Sufficient had been seen of Anura Tennekoon, by then for the ‘Indian
Cricket’ to elect him one of the Five Cricketers of the year. This
honour is all the more creditable as Indian critics are very slow in
their praise of outsiders. If my memory goes right, I believe there are
only three other Sri Lankans who have been thus honoured - Stanley
Jayasinghe, Duleep Mendis and Ravi Ratnayake.
Tennekoon never forgot the advice and guidance given to him by his
two cricket mentors Messrs Lussie Abeywardene and Orville Abeynaike. It
was they who aided him to give vent to his run hungry potential.

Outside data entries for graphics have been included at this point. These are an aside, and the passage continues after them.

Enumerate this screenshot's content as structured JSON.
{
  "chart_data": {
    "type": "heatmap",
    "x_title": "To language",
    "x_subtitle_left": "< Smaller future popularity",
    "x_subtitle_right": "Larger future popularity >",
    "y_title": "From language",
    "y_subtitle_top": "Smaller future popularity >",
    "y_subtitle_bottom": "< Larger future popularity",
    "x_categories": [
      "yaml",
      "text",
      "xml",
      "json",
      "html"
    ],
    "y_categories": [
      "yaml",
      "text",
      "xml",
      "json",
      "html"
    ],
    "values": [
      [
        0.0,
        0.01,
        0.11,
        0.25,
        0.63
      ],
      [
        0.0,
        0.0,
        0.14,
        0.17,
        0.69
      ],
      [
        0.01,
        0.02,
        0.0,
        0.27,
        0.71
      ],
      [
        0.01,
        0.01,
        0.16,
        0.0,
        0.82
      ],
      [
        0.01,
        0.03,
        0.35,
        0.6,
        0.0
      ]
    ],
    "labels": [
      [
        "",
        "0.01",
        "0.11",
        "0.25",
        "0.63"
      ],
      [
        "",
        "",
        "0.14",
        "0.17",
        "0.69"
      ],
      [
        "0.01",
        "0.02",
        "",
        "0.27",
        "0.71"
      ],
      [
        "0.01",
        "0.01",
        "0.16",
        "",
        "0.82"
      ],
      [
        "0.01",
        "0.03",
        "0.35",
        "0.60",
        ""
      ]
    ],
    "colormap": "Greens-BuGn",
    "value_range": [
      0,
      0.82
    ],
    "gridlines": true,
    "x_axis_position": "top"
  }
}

In his school career he made almost 2,000 runs with centuries against
Ananda and Wesley. He passed the half century mark against every other
school something he did on 20 other occasions. He was also the mainstay
of the Sinhalese Sports Club batting and an automatic choice for every
Sri Lanka team since he first appeared as a schoolboy against Mike
Smith’s England team in 1965.
If Tennekoon could have contrived to arrange his birthplace to some
other cricket playing country like Australia or England his first class
figures would have reached fantastic proportions. At that time in Sri
Lanka he simply lacked the opportunity for exposure, having had to rest
content with Sara Trophy cricket and the occasional visit of an
international team were kind enough to visit us from time to time.

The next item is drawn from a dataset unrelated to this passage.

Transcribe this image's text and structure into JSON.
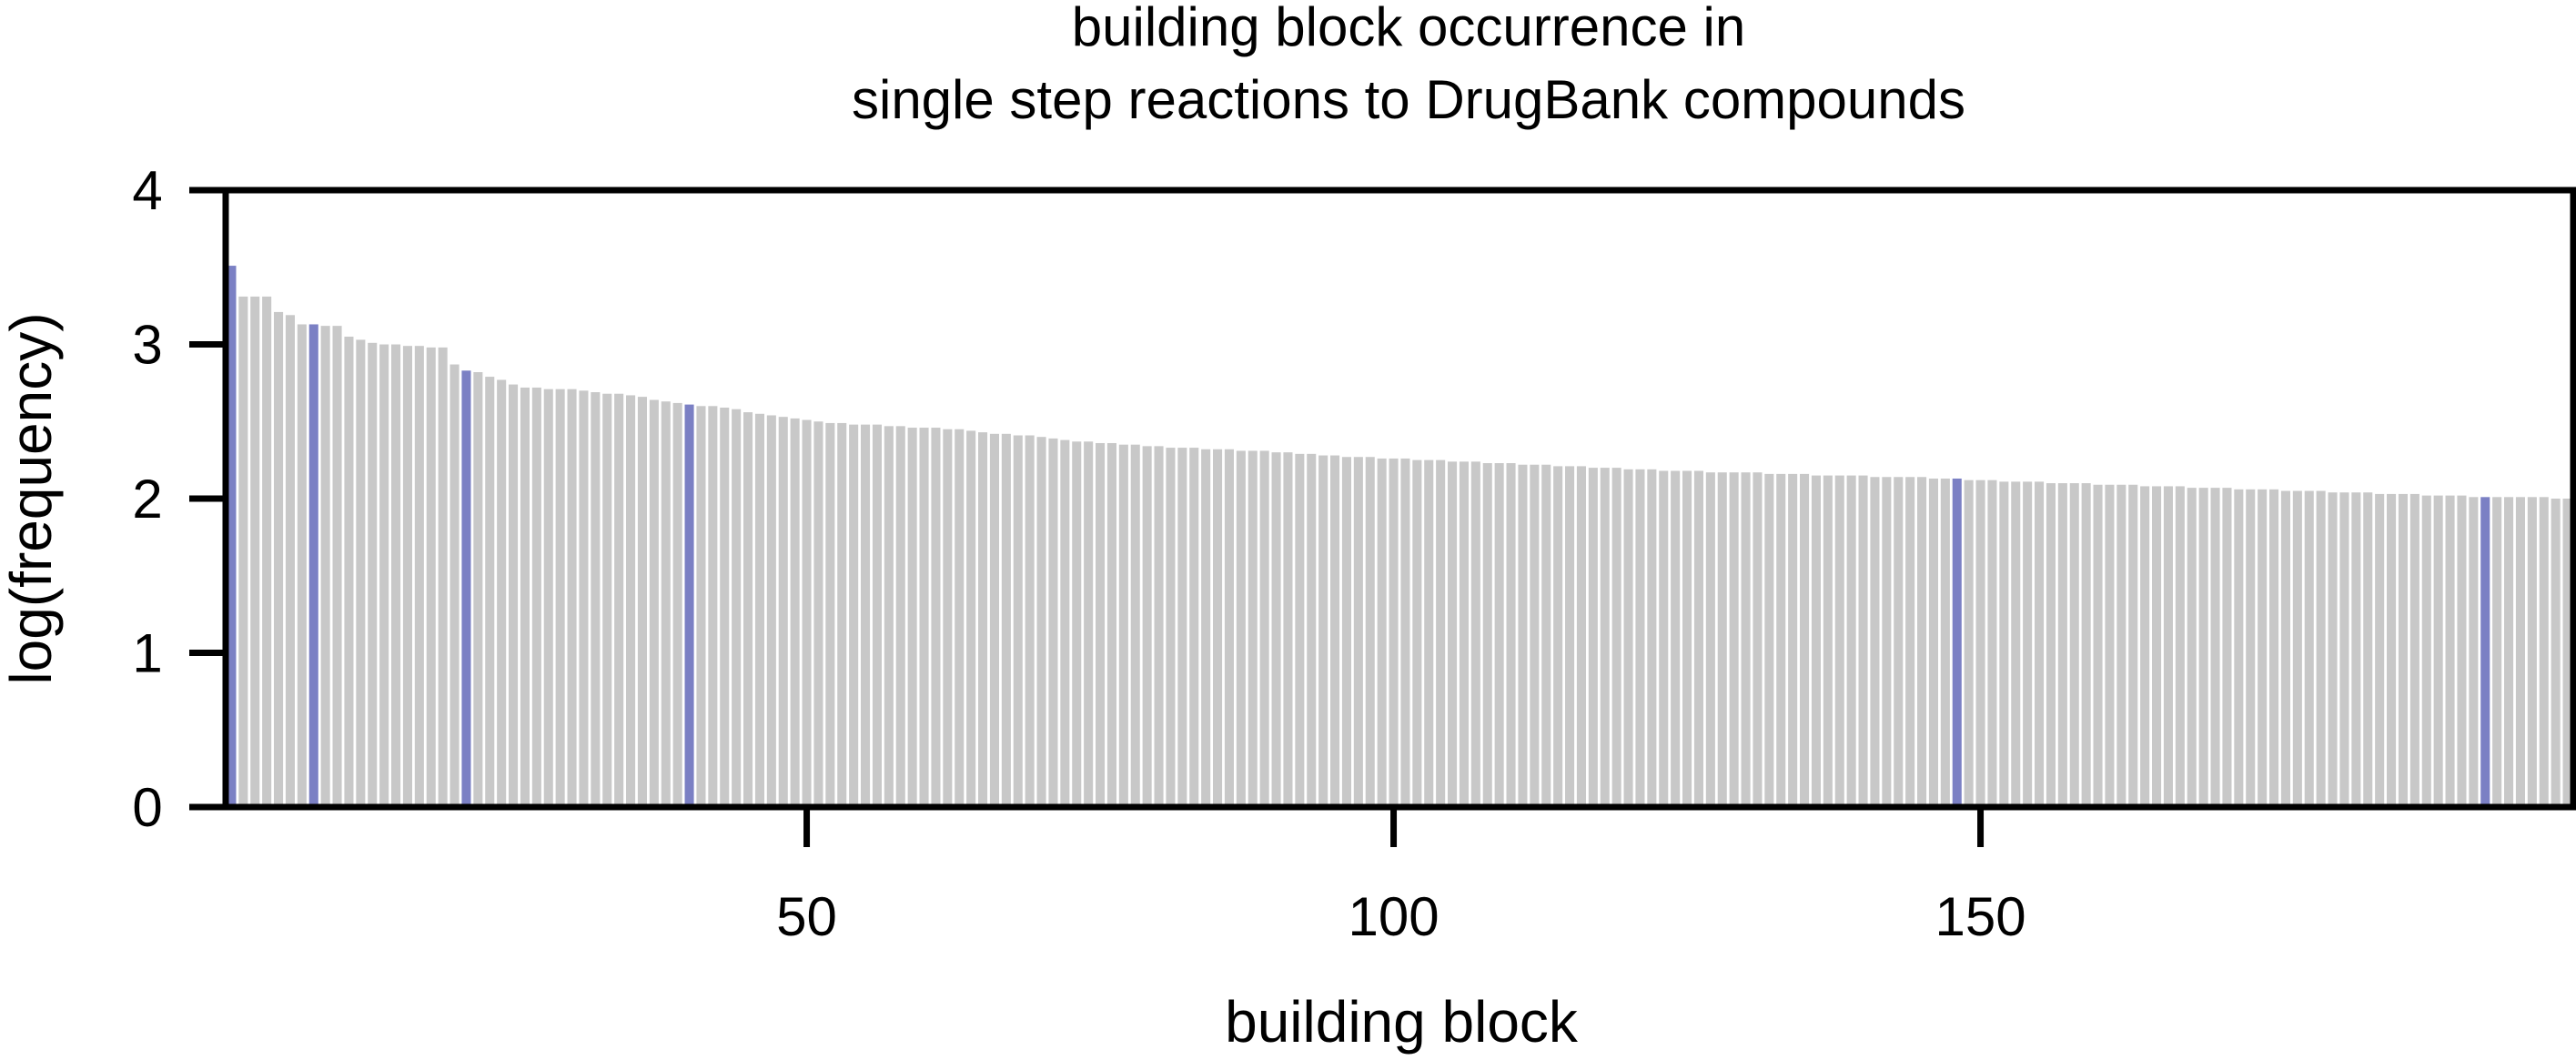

An appetite for big scores
Tennekoon never courted popularity, and never played to the gallery.
He always remained a conscientious performer with that appetite for big
scores. He is also never known to have thrown his wicket away.

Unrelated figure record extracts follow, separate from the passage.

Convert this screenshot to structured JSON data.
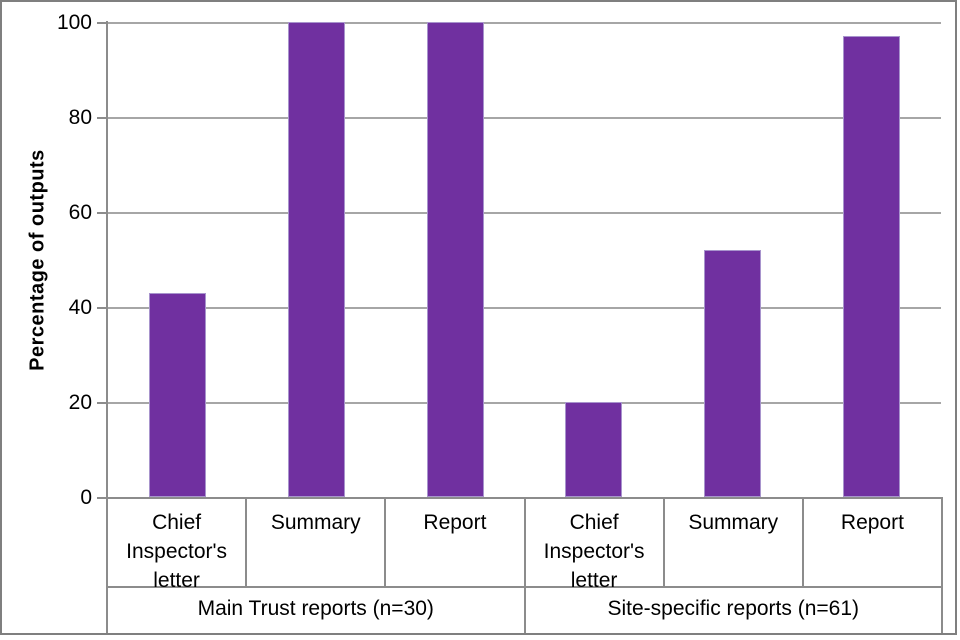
{
  "chart_data": {
    "type": "bar",
    "title": "",
    "xlabel": "",
    "ylabel": "Percentage of outputs",
    "ylim": [
      0,
      100
    ],
    "yticks": [
      0,
      20,
      40,
      60,
      80,
      100
    ],
    "grid": "horizontal gridlines at every 20",
    "legend": "none",
    "bar_color": "#7030A0",
    "bar_edge_color": "#A894CD",
    "groups": [
      {
        "label": "Main Trust reports (n=30)",
        "categories": [
          "Chief Inspector's letter",
          "Summary",
          "Report"
        ],
        "values": [
          43,
          100,
          100
        ]
      },
      {
        "label": "Site-specific reports (n=61)",
        "categories": [
          "Chief Inspector's letter",
          "Summary",
          "Report"
        ],
        "values": [
          20,
          52,
          97
        ]
      }
    ]
  },
  "colors": {
    "background": "#FFFFFF",
    "gridline": "#A6A6A6",
    "axis_line": "#8C8C8C",
    "frame_border": "#7F7F7F",
    "text": "#000000"
  }
}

After school cricket then to club cricket. Tennekoon was
contemplating which club he is to join to continue his cricket. Then a
member of the SSC - a real stalwart Bennet Medonza contacted him and the
deal was finalised and Tennekoon started playing for the SSC and at the
senior level there was that ever helpful coach Bertie Wijesingha who
guided him through the initial stages of club cricket and then Tennekoon
got on to the Sri Lanka team.
He represented Sri Lanka for 14 years and five of the years he
captained the team. The captaincy came from one Thomian, Michael Tisera
to another Thomian Anura Tennekoon!
Here’s the selection
Schoolboy Cricket of the Year 1964: Anura Tennekoon (S. Thomas’
Collegem Mount Lavinia).
Runners-up: 2. Ranjith Fernando (St. Benedict’s), 3. Premalal
Goonesekera (S. Thomas’ College, Mount Lavinia), 4. Felix Dias (St.
Benedict’s College), 5. S. Rajaratnam (Royal College), 6. Sumithra
Fernando (St. Sebastian’s, Moratuwa).
Outstation Schoolboy Cricketer of the Year: Sumithra Fernando (St.
Best Batsman: Anura Tennekoon (S. Thomas’ College, Mount Lavinia).
Best Bowler: Travis Fernando (St. Peter’s College).
Best Allrounder: S. Rajaratnam (Royal College).
Best Fielder: David Heyn (St. Peter’s College).
Best Captain: Sunil Fernando (St. Benedict’s College).
Best Wicket-keeper: Ranjith Fernando (St. Benedict’s College).
Best Team in Western Zone: St. Benedict’s College.
Best Team in Central Zone: Trinity College, Kandy.
Best Team in Southern Zone: St. Sebastian’s College, Moratuwa.